Grenville, with his torch in hand, was presently gazing within. Obliged to stoop, and beholding nothing but absolute darkness ahead of his light, he stumbled against a lumpy vein of rock—and nearly met with disaster. He barely halted at the edge of a pool of ebon water.

After all his effort to gain the cave, it appeared to be filled with this inklike accumulation. The pool was absolutely still. Not a ripple disturbed its shining surface. How deep it was and how far it extended from the ledge that held it from flowing into the sea, could not be gauged by Grenville's torch, as he held it aloft to stare at the wall of velvet gloom.

He sounded a note that rolled about and reverberated weirdly. But he could not determine from the echoes how far the waves had traveled.

Casting his dull-red illumination to the left, and lower down, he proceeded a little along the ledge, till it merged in an upright wall. There was nothing at all to be seen in this direction save water and rock, that faded away into Stygian darkness beyond.
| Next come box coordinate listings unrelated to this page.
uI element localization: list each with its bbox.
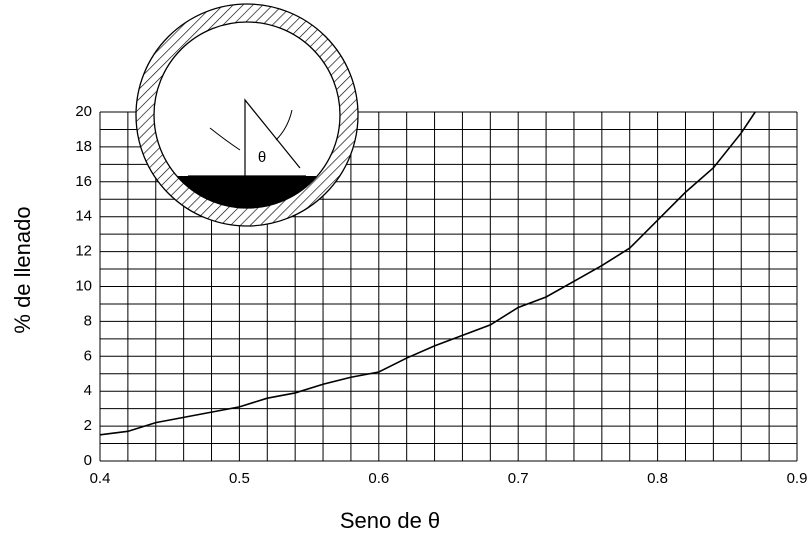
y-tick-label: 6: [84, 347, 92, 364]
y-tick-label: 18: [75, 138, 92, 155]
y-tick-label: 16: [75, 173, 92, 190]
x-tick-label: 0.7: [508, 470, 529, 487]
y-tick-label: 4: [84, 382, 92, 399]
x-axis-label: Seno de θ: [340, 508, 440, 533]
y-tick-label: 20: [75, 103, 92, 120]
y-tick-label: 8: [84, 312, 92, 329]
y-tick-label: 12: [75, 243, 92, 260]
x-tick-label: 0.5: [229, 470, 250, 487]
y-tick-label: 2: [84, 417, 92, 434]
x-tick-label: 0.9: [787, 470, 808, 487]
chart: θ Seno de θ % de llenado 0.4 0.5 0.6 0.7 0.8…: [0, 0, 811, 541]
y-tick-label: 10: [75, 277, 92, 294]
pipe-inset: θ: [136, 4, 358, 226]
x-tick-label: 0.4: [90, 470, 111, 487]
page: {"chart_data": {"type": "line", "x_label…: [0, 0, 811, 546]
angle-label: θ: [258, 149, 266, 166]
x-tick-label: 0.6: [368, 470, 389, 487]
y-axis-label: % de llenado: [10, 206, 35, 333]
y-tick-label: 14: [75, 208, 92, 225]
x-tick-label: 0.8: [647, 470, 668, 487]
y-tick-label: 0: [84, 452, 92, 469]
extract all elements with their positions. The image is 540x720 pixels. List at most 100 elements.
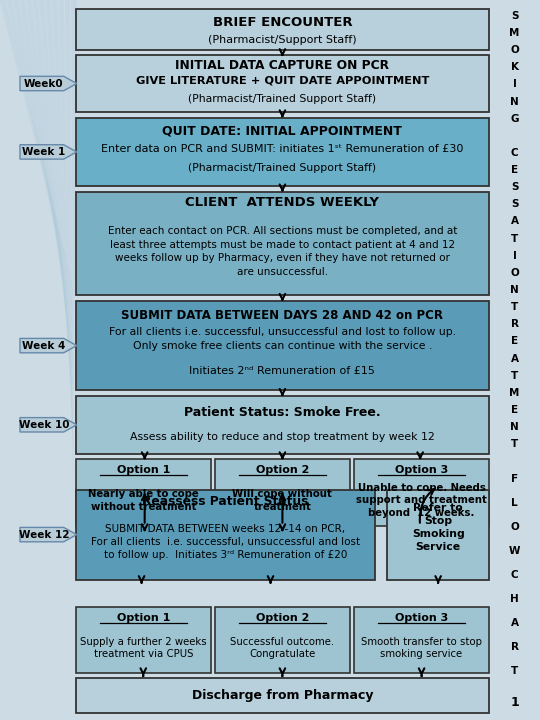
Text: S: S	[511, 199, 518, 210]
Bar	[387, 490, 489, 580]
Text: A: A	[511, 618, 518, 628]
Text: O: O	[510, 268, 519, 278]
Text: T: T	[511, 302, 518, 312]
Text: Option 1: Option 1	[117, 613, 170, 623]
Polygon shape	[19, 0, 73, 349]
Text: H: H	[510, 594, 519, 604]
Text: Option 1: Option 1	[117, 465, 170, 475]
Text: Initiates 2ⁿᵈ Remuneration of £15: Initiates 2ⁿᵈ Remuneration of £15	[190, 366, 375, 376]
Text: Patient Status: Smoke Free.: Patient Status: Smoke Free.	[184, 405, 381, 418]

He retraced his steps and explored the ledge on the right. This led him considerably further than the first had done before it was similarly ended. He was then aware the cavern was of no inconsiderable dimensions, at least with regard to its width. He raised his eyes towards the ceiling, where nothing was to be seen.

At length he bethought him of another test—that of throwing lumps of rock against the walls. There were fragments in plenty scattered loosely at his feet. The first one he threw went straight out ahead—and presently thumped on something solid. He reckoned the distance some sixty feet away, but admitted it might have been eighty.

Every missile he cast right, left, or at an angle promptly reported a wall; and some plumped back into water. The cave was not gigantic, but all its floor was apparently flooded. His hand, which he thrust in the water where he stood, groped blindly and found no bottom. He rolled up his sleeve and tried again, without more definite results. The water, however, was warm.

"Good place for a swim, in any case," he told himself, aloud; and, planting his torch with a sudden determination that he would not retreat with information so utterly meager, he stripped off his clothing at once. He let himself into the ebon depths, with his torch held well above the water. He had rather expected to be able to wade, but he sank to his neck without sounding to the bottom.

Swimming almost perpendicularly, employing one hand only, he presently lost all sight of the walls and was out in an unknown pool of blackness. Save for a slight sensation of its weirdness, the experience was decidedly pleasant. He tasted the water as he swam and found that it was fresh. He turned to look out at the opening, but could barely see light through the weeds.

Some twenty or thirty feet from the ledge, his feet encountered a ridge. It was stone, and across it he waded to a greater depth beyond. Yet once again he was soon enabled to stand erect and walk along the bottom. The broken, uneven surface that he felt with his feet made his progress slow and careful.